Андрей Николаевич рано облысел. Лишь затылок плотно облегали курчавые волосы. Они образовывали вокруг головы подобие тёмного нимба. Глаза у него были цвета воды, которую хочется пить и которой нельзя напиться. Таким его запомнили дети. Вот только с фотографии глядел совсем другой человек. Видно было, что всю жизнь он брёл по выбитой степи, палимый солнцем, отчего в его облике появилась какая-то суровость, плохо вязавшаяся с природной мягкостью. Он был худой – стал как тень. Он превратился в спичку, готовую воспламениться в любую минуту.
Андрей признался однажды, что у него есть двойник. Он изводил его. «Жить, я жить хочу, – говорил двойник, – какое мне дело до того, что хочешь ты». Но только этот деспот и спасал Гуськова. Страсти толкали в людскую грязь, но двойник хватал и вытаскивал из неё. Не так легко перевоспитаться. Однако он сделал это, он одолел свою легковесность. Андрей работал всё больше, стал аскетичнее в словах и жестах. Он старался, как говорил, умертвить в себе ветхого человека. Двойник увеличивал влияние.
Гуськов был отменной дичью для ловких охотников. Он остро чувствовал одиночество, в котором бьётся человек, невозможность соединения с теми, кого любишь. И только искусство было для него надежной броней против всего недоброго.
Когда у него не оставалось денег на печать фоторабот, он брался за карандаш. Я не забуду, как он рисовал. Линия ложилась на бумагу без колебаний и переделок, с безукоризненной чёткостью.

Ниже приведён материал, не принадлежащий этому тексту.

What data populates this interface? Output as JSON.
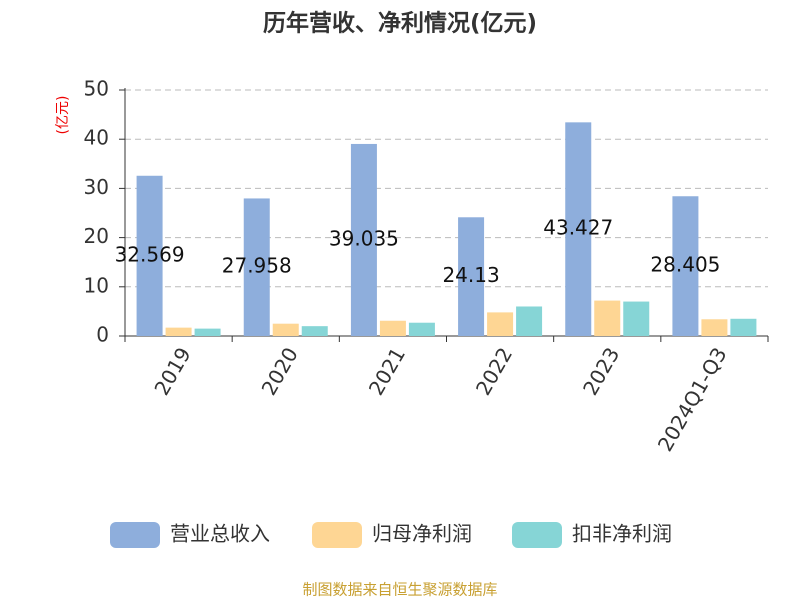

Это было невероятно.
Случалось, у мужа застопоривало, и тогда проходил день, другой, а он не мог работать дальше и чувствовал, как проходили дни, которых у него так мало, и проходили бездарно. Как фотохудожник, создавший не одну сотню работ, он боялся утерять мысли, которые шумят в голове. Незадолго до смерти его стало преследовать ощущение, что любая работа – последняя и другой уже не будет.
Он задыхался от мизерности цели и низкого неба и говорил: «Без работы не жизнь, а так… дожитки». Он хотел быть в своём деле не поэтом, который с жалобными причитаниями снисходит до техники, а мастером.
«У меня простой метод, – повторял он, – не беспокоиться о поэзии. Она должна явиться сама собой… Произнесёшь вслух её имя и вспугнёшь…»
Поэзию не приручишь. Она давалась Андрею, который, притаившись, поджидал её в фотостудии, окружённый образами.
III
Восток дивно бледнел. Муж взял фотоаппарат, позвал меня, и мы спустились со своих хрущевских этажей. К Волге шли через сумрачный утренний парк. Ветви деревьев обнимали нас, как родственники.
– Смотри, берёзка на старшенькую нашу похожа… на Анюту.
– Очень похожа… Как ей, наверное, грустно в Волгограде одной… в этой танцевальной школе?.. И зачем ты её отдал туда?..
Я губами коснулась губ Андрея и зашептала:
– Вот сейчас подумала, что хочу первой умереть.
– Почему, моя царица?
– А ты тогда останешься на земле, чтобы вымолить меня у Господа.
– Какая хитренькая…
Я не выдержала и засмеялась, он тоже стал смеяться и целовать меня…
«Ирина – моя истинная помощница и утешительница» – эти слова он повторял не один раз в разговорах с друзьями. В дневнике он писал более восторженно: «Сделай её царицей и дай ей целое царство, она управит им как никто, столько у нее ума, здравого смысла и сердца».
…Думаю, тот вымышленный персонаж, в который превратили Андрея Николаевича, защищал его.
На сороковой день я и дети открывали для себя Андрея только благодаря дневнику: «В конце фотосъёмки я заметил, что натурщица моя Ирина меня искренно любит, – писал Гуськов о необычных обстоятельствах своей женитьбы, – хотя никогда не говорила мне об этом ни слова, а мне она всё больше и больше нравилась. Так как после смерти брата мне тяжело жить, то я предложил ей за меня выйти… Разница в годах ужасная, но я всё более и более убеждаюсь, что она будет счастлива. Сердце у неё есть, и любить она умеет».